JustNuts
JustNuts

Reputation: 37

How can I stop 1:* relationships outputting more records than in source table (MS Access SQL)

My database is a time & billing database, recording time spent on various projects, by various users. A user can produce many time recordings "hours", a project can have many "hours" assigned to it.

I am importing these hours into a temporary table from excel, with no primary keys, and then into:

  1. The Projects table (one query just takes the project name and makes a new Project if one isn't there - working well)
  2. The Users table - (Same, left join makes new User if no match)
  3. the Hours table (many user/description combinations for a given project)
## ImportData ##
Project | User | Description
ABC Inc | RMA  | Looked at stuff
ABC Inc | JRQ  | Found something
LOL Inc | JRQ  | Looked at stuff

## Users ##
ID | Name
 1 | RMA
 2 | JRQ

## Projects ##
ID | Name    | Client
 1 | ABC Inc | 1 (McDonalds)
 2 | ABC Inc | 2 (Wendys)
 2 | LOL Inc | 1 (McDonalds)

I want to insert the ImportData hours into the Hours table, with the correct Foreign Key, but I am getting duplicates using the following code:

SELECT Users.ID, Projects.ID, ImportData.*
FROM (ImportData LEFT JOIN Employees ON ImportData.User = Users.Name) 
    LEFT JOIN Projects ON ImportData.Project = Projects.Name;

How can I force SQL to simply add the foreign keys which relates to the user/project of THAT PARTICULAR ROW, without adding more matches?

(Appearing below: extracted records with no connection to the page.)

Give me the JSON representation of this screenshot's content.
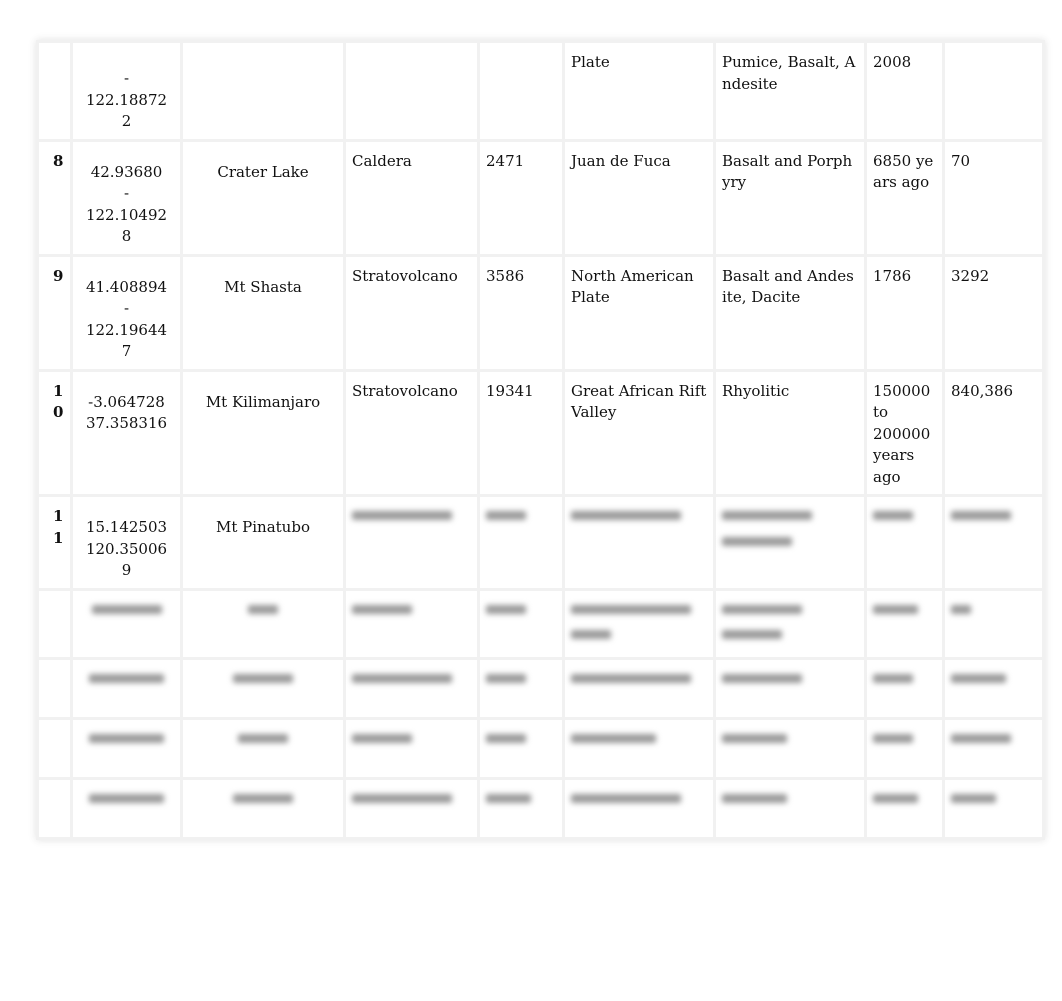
{
  "rows": [
    {
      "num": "",
      "coords": [
        "-",
        "122.18872",
        "2"
      ],
      "name": "",
      "type": "",
      "elevation": "",
      "plate": "Plate",
      "rock": "Pumice, Basalt, Andesite",
      "last_eruption": "2008",
      "extra": ""
    },
    {
      "num": "8",
      "coords": [
        "42.93680",
        "-",
        "122.10492",
        "8"
      ],
      "name": "Crater Lake",
      "type": "Caldera",
      "elevation": "2471",
      "plate": "Juan de Fuca",
      "rock": "Basalt and Porphyry",
      "last_eruption": "6850 years ago",
      "extra": "70"
    },
    {
      "num": "9",
      "coords": [
        "41.408894",
        "-",
        "122.19644",
        "7"
      ],
      "name": "Mt Shasta",
      "type": "Stratovolcano",
      "elevation": "3586",
      "plate": "North American Plate",
      "rock": "Basalt and Andesite, Dacite",
      "last_eruption": "1786",
      "extra": "3292"
    },
    {
      "num": "10",
      "coords": [
        "-3.064728",
        "37.358316"
      ],
      "name": "Mt Kilimanjaro",
      "type": "Stratovolcano",
      "elevation": "19341",
      "plate": "Great African Rift Valley",
      "rock": "Rhyolitic",
      "last_eruption": "150000 to 200000 years ago",
      "extra": "840,386"
    },
    {
      "num": "11",
      "coords": [
        "15.142503",
        "120.35006",
        "9"
      ],
      "name": "Mt Pinatubo"
    }
  ]
}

I have discovered a large amount of duplicates stem from the same project name having different clients. Perhaps I need to nest another query?

Upvotes: 2

Views: 70

Answers (3)

JustNuts
JustNuts

Reputation: 37

For those who find this, the answer was a third layer of Select queries to base my query on, which I suspect removed the scenario of one project name for multiple clients.

  1. Projects Extended - Collates details of the Project - Owner, Client
  2. ImportData Extended - Joins Projects Extended on [Project Name] and [Client Name]
  3. Actual Import query - doing the appending I originally wanted.

Thanks to those helpful people who could see what I could not

Upvotes: 0

philipxy
philipxy

Reputation: 15118

LEFT JOIN introduces rows with NULL where no match was found. Use (INNER) JOIN. Also there is no need to nest your joins.

Upvotes: 0

Renaud Bompuis
Renaud Bompuis

Reputation: 16786

You said it yourself:

the same project name having different clients.

Forget a moment that you are trying to build a query: just look at the data and see if you can guess what should be the ProjectID for a given Projects.Name if there are multiple projects with the same name ?
I certainly couldn't begin to guess what to return.

You can't ignore the problem: until you are able to find a rule for associating the proper Projects.ID with a given ImportData, there is no solution to your issue.

My guess is that there is something else in the ImportData fields that could help you allocate the right project to a given ImportData record.
How do you know which Client a given ImportData record is for?

How would you proceed if you had to do the matching by hand?
Solve that first, then the solution will probably become evident.